Even at the level of some global brands that previously espoused ‘corporate social responsibility’ goals, old divisions between the ‘business side’ (perceived as core business) and the ‘service side’ (perceived as optional) have re-emerged as cost-cutting efforts have cut a swathe through head office and regional staffs in CSR and compliance.
The wiser ‘goats’ among the global fashion producers, realising that the ‘way back’ will require worker and supplier engagement and trust at an even higher level than in the past, have held good on their promises to suppliers. Industry leaders such as H&M were able to demonstrate strong support for their suppliers by paying for orders already signed and taking delivery of all production already ordered whether or not they expected to be able to sell the product.
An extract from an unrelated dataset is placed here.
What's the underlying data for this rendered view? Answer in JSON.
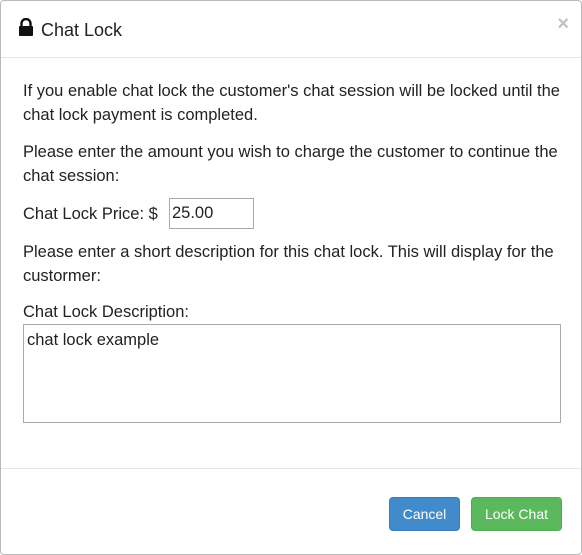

These are the ties that bind. When the sector climbs back out of the current recession and global markets begin to move again, considerable changes are predicted to patterns of consumption and in the production chains that support new demand. Those companies that stood by their corporate responsibilities to their suppliers during the bad times can expect to benefit from a level of trust among their suppliers and the workers who depend on them for their livelihoods.
It is likely that the current system of individualistic, scattered supply chains will give way to regional ‘clearing houses’ that will bring greater confidence to suppliers and buyers alike. This would also facilitate and simplify the compliance process that has taken a heavy knock during this downtime and move forward the consolidation that was begun by joint audit exchanges like Sedex, BSCI, etc. Far from being a bolt-on ‘extra’ to the ‘core business’ of design, procurement and marketing, the CSR role may well be the discipline that will provide a clear path out of disaster.
But such far-reaching changes need to be built on a solid foundation of trust. Those brands that have demonstrated their corporate responsibility during these most testing of times and that base their forward strategies on the realisation of socially sustainable and equitable business plans are the best placed to benefit from the upturn.